Take a peek below at our biggest takeaways from a year of virtual learning!
“Virtual learning made my students, and I realize lessons could continue anywhere! If they were away on vacation but wanted an inside day, we could play chess.” – Traci
“My biggest takeaway was the ability to connect with kids and the levels of what they are learning: chess, computer skills, listening, patience, and of course what they were doing for fun. The other day I had a computer glitch, and three young boys sat didn’t say a WORD while I figured it out.

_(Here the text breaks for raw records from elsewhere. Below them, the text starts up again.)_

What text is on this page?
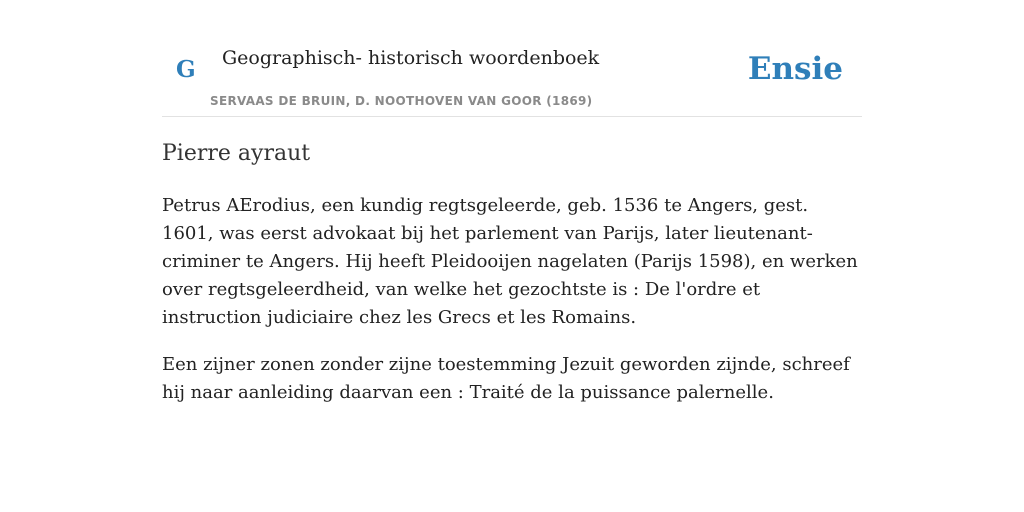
G Geographisch- historisch woordenboek
SERVAAS DE BRUIN, D. NOOTHOVEN VAN GOOR (1869)
Ensie
Pierre ayraut

Petrus AErodius, een kundig regtsgeleerde, geb. 1536 te Angers, gest. 1601, was eerst advokaat bij het parlement van Parijs, later lieutenant-criminer te Angers. Hij heeft Pleidooijen nagelaten (Parijs 1598), en werken over regtsgeleerdheid, van welke het gezochtste is : De l'ordre et instruction judiciaire chez les Grecs et les Romains.

Een zijner zonen zonder zijne toestemming Jezuit geworden zijnde, schreef hij naar aanleiding daarvan een : Traité de la puissance palernelle.
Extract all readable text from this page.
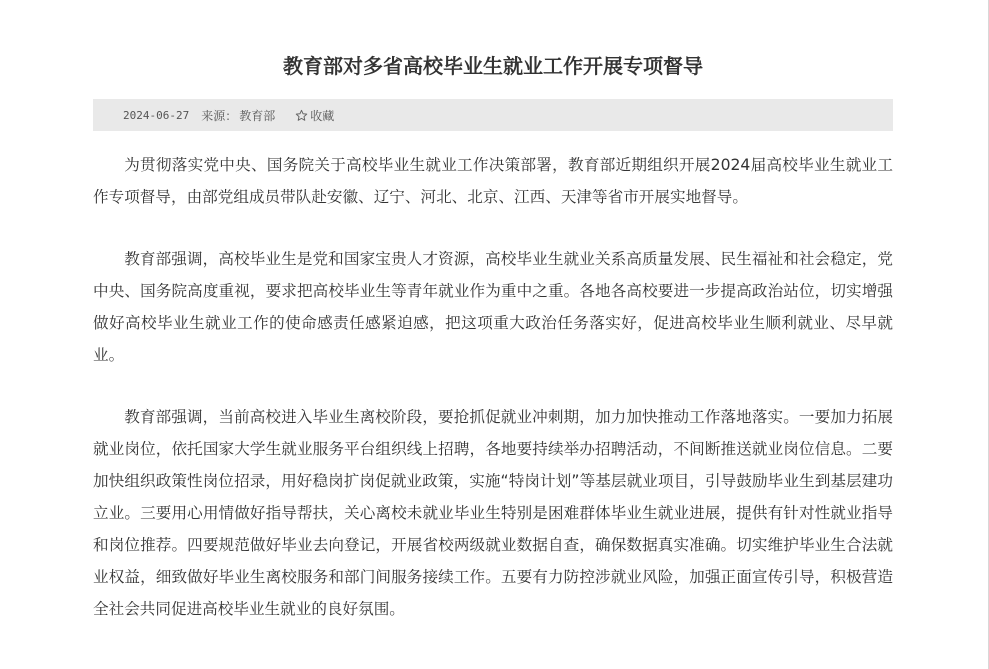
教育部对多省高校毕业生就业工作开展专项督导
2024-06-27 来源： 教育部	收藏

为贯彻落实党中央、国务院关于高校毕业生就业工作决策部署，教育部近期组织开展2024届高校毕业生就业工作专项督导，由部党组成员带队赴安徽、辽宁、河北、北京、江西、天津等省市开展实地督导。

教育部强调，高校毕业生是党和国家宝贵人才资源，高校毕业生就业关系高质量发展、民生福祉和社会稳定，党中央、国务院高度重视，要求把高校毕业生等青年就业作为重中之重。各地各高校要进一步提高政治站位，切实增强做好高校毕业生就业工作的使命感责任感紧迫感，把这项重大政治任务落实好，促进高校毕业生顺利就业、尽早就业。

教育部强调，当前高校进入毕业生离校阶段，要抢抓促就业冲刺期，加力加快推动工作落地落实。一要加力拓展就业岗位，依托国家大学生就业服务平台组织线上招聘，各地要持续举办招聘活动，不间断推送就业岗位信息。二要加快组织政策性岗位招录，用好稳岗扩岗促就业政策，实施“特岗计划”等基层就业项目，引导鼓励毕业生到基层建功立业。三要用心用情做好指导帮扶，关心离校未就业毕业生特别是困难群体毕业生就业进展，提供有针对性就业指导和岗位推荐。四要规范做好毕业去向登记，开展省校两级就业数据自查，确保数据真实准确。切实维护毕业生合法就业权益，细致做好毕业生离校服务和部门间服务接续工作。五要有力防控涉就业风险，加强正面宣传引导，积极营造全社会共同促进高校毕业生就业的良好氛围。
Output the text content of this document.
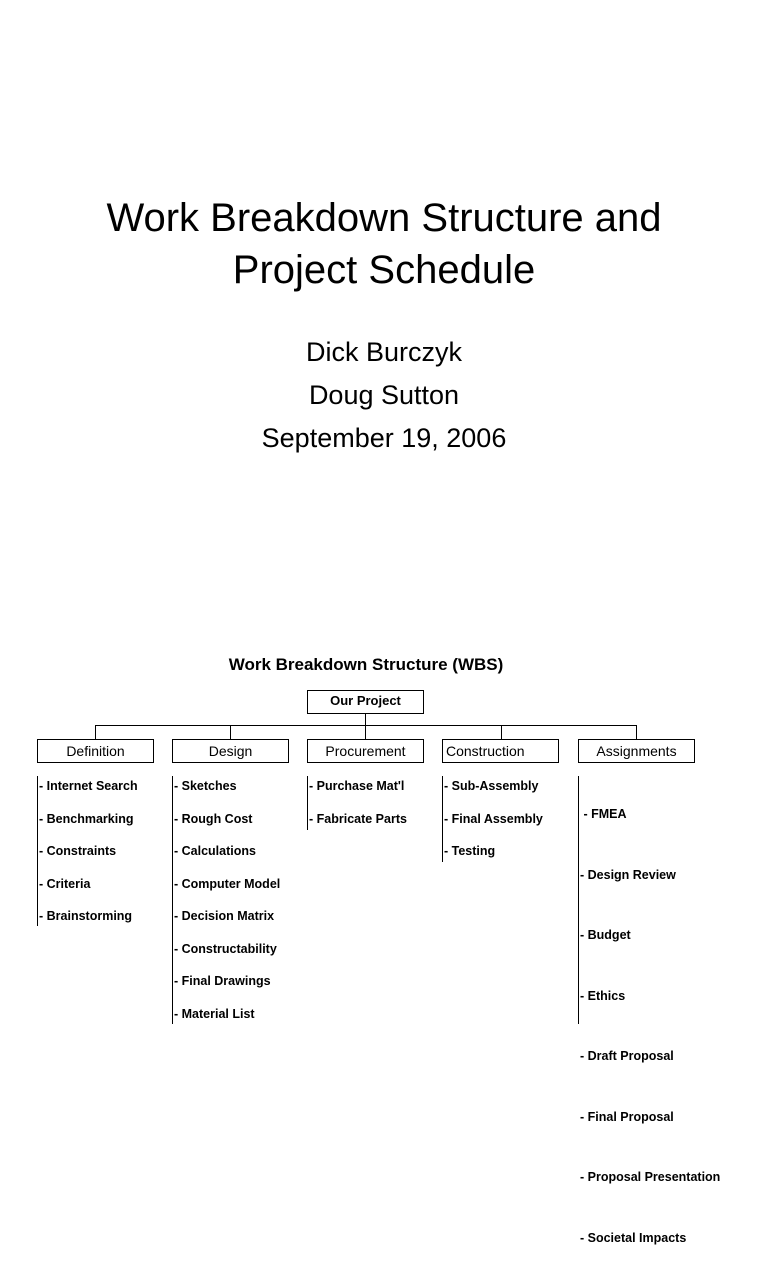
Work Breakdown Structure and
Project Schedule
Dick Burczyk
Doug Sutton
September 19, 2006
Work Breakdown Structure (WBS)
Our Project
Definition	Design	Procurement	Construction	Assignments
- Internet Search
- Benchmarking
- Constraints
- Criteria
- Brainstorming
- Sketches
- Rough Cost
- Calculations
- Computer Model
- Decision Matrix
- Constructability
- Final Drawings
- Material List
- Purchase Mat'l
- Fabricate Parts
- Sub-Assembly
- Final Assembly
- Testing

- FMEA

- Design Review

- Budget

- Ethics

- Draft Proposal

- Final Proposal

- Proposal Presentation

- Societal Impacts
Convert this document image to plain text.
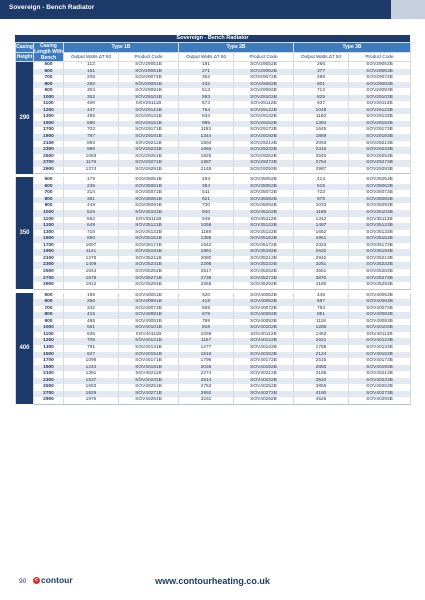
Sovereign - Bench Radiator
Sovereign - Bench Radiator
Casing	Casing Length With Bench	Type 1B		Type 2B		Type 3B	
Height		Output Watts ΔT 50	Product Code	Output Watts ΔT 50	Product Code	Output Watts ΔT 50	Product Code
290	500	113	SOV29051B	191	SOV29052B	266	SOV29053B
	600	161	SOV29061B	271	SOV29062B	377	SOV29063B
	700	209	SOV29071B	352	SOV29072B	489	SOV29073B
	800	256	SOV29081B	432	SOV29082B	601	SOV29083B
	900	304	SOV29091B	513	SOV29092B	713	SOV29093B
	1000	352	SOV29101B	593	SOV29102B	825	SOV29103B
	1100	400	SOV29111B	673	SOV29112B	937	SOV29113B
	1200	447	SOV29121B	754	SOV29122B	1048	SOV29123B
	1300	495	SOV29131B	834	SOV29132B	1160	SOV29133B
	1500	590	SOV29151B	995	SOV29152B	1384	SOV29153B
	1700	702	SOV29171B	1183	SOV29172B	1645	SOV29173B
	1900	797	SOV29191B	1344	SOV29192B	1869	SOV29193B
	2100	893	SOV29211B	1504	SOV29212B	2093	SOV29213B
	2300	988	SOV29231B	1665	SOV29232B	2316	SOV29233B
	2500	1083	SOV29251B	1826	SOV29252B	2540	SOV29253B
	2700	1179	SOV29271B	1987	SOV29272B	2764	SOV29273B
	2900	1274	SOV29291B	2148	SOV29292B	2987	SOV29293B

350	500	179	SOV35051B	293	SOV35052B	414	SOV35053B
	600	235	SOV35061B	384	SOV35062B	515	SOV35063B
	700	314	SOV35071B	511	SOV35072B	723	SOV35073B
	800	381	SOV35081B	621	SOV35082B	878	SOV35083B
	900	448	SOV35091B	730	SOV35092B	1033	SOV35093B
	1000	515	SOV35101B	840	SOV35102B	1188	SOV35103B
	1100	582	SOV35111B	949	SOV35112B	1342	SOV35113B
	1200	649	SOV35121B	1058	SOV35122B	1497	SOV35123B
	1300	716	SOV35131B	1168	SOV35132B	1652	SOV35133B
	1500	850	SOV35151B	1386	SOV35152B	1961	SOV35153B
	1700	1007	SOV35171B	1642	SOV35172B	2323	SOV35173B
	1900	1141	SOV35191B	1861	SOV35192B	2632	SOV35193B
	2100	1275	SOV35211B	2080	SOV35212B	2942	SOV35213B
	2300	1409	SOV35231B	2298	SOV35232B	3251	SOV35233B
	2500	1544	SOV35251B	2517	SOV35252B	3561	SOV35253B
	2700	1678	SOV35271B	2736	SOV35272B	3870	SOV35273B
	2900	1812	SOV35291B	2955	SOV35292B	4180	SOV35293B

400	500	196	SOV40051B	320	SOV40052B	446	SOV40053B
	600	256	SOV40061B	419	SOV40062B	587	SOV40063B
	700	342	SOV40071B	559	SOV40072B	783	SOV40073B
	800	415	SOV40081B	679	SOV40082B	951	SOV40083B
	900	488	SOV40091B	799	SOV40092B	1118	SOV40093B
	1000	561	SOV40101B	918	SOV40102B	1286	SOV40103B
	1100	635	SOV40111B	1038	SOV40112B	1453	SOV40113B
	1200	708	SOV40121B	1157	SOV40122B	1621	SOV40123B
	1300	781	SOV40131B	1277	SOV40132B	1788	SOV40133B
	1500	927	SOV40151B	1516	SOV40152B	2124	SOV40153B
	1700	1098	SOV40171B	1796	SOV40172B	2515	SOV40173B
	1900	1244	SOV40191B	2035	SOV40192B	2850	SOV40193B
	2100	1391	SOV40211B	2274	SOV40212B	3185	SOV40213B
	2300	1537	SOV40231B	2514	SOV40232B	3520	SOV40233B
	2500	1683	SOV40251B	2753	SOV40252B	3855	SOV40253B
	2700	1829	SOV40271B	2992	SOV40272B	4190	SOV40273B
	2900	1976	SOV40291B	3231	SOV40292B	4526	SOV40293B
90	c contour	www.contourheating.co.uk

It was beautiful to see their patience in action.” – Jessica
“I knew I had the opportunity to make a difference. Simply put, my job is to bring one hour of joy to a student. Which, in these times, can make a difference for them and certainly makes a difference for me.”- Adrian
“ Directness is kindness when it comes to communication.”- Harlan
“Holding space for kids to share their thoughts or a little about their day is especially important.”- Catlin
“Our brains and bodies had to adjust to online learning. Check-in with yourself and your student frequently to identify what is needed to thrive (or even, at times, just survive) in an unideal learning environment.” – Mateo
“Children always want to keep learning.”- Jose
“The reality of social interaction is changing; whether we like it or not, someone needs to take charge of the experience and make this new normal a rewarding one for the kids of today and tomorrow–at Chess at Three, we aim to be at the forefront of positive change.” – Adam
“We don’t need to worry about children because they are always learning”. – Jasmine
“One time, I made all the chess pieces appear on our virtual board with a little flourish, and my student’s eyes lit up as if he truly believed I could magically make chess pieces appear. Can’t do that in person!”- Charlie
“One of my favorite parts of online learning is getting to show my students a little window into what my home life is like — specifically, how beautiful and silly my parakeets are!” – Rebecca
“I have one student who has become so invested in chess puzzles this year. Every week, after we’ve solved around ten, I ask her if she wants to do one more or two more, and she always says “three more!”- Rachel
“My best takeaway from this year’s online learning is watching my students grow their computer skills through chess! Some of them have started teaching me things about zoom!” – Annarose
“Switching to online teaching was definitely a challenge, but it also provided an exciting opportunity to hone my teaching practice and integrate new tools.” – Clara
“I love watching my young students figure out how to castle on a virtual chessboard!! The pieces jump over one another, and children always feel so excited and accomplished!” – Rachel
“Teaching online has highlighted for me how important it is for us to connect with our students. Since we are not in the same physical space, I have found that our time at the beginning of our lessons to connect, either with a silly question, or a joke, or even just a moment for my student to share something that happened that day or something they are excited for. That connection is essential for a successful lesson. Our students just need to feel heard, and I love that our lessons can be a place where I can hold space for them in that regard.”- Sarah
“It’s so fun to have all my books and fun stuff handy so that if we want to read a story or look at a piece of art or a souvenir from one of my trips, it’s easy to grab and share!” – Rebecca
There you have it! We love these thoughtful and inspirational responses from our fantastic tutors! We are so proud to offer these tremendous educators to our Chess at Three Clients!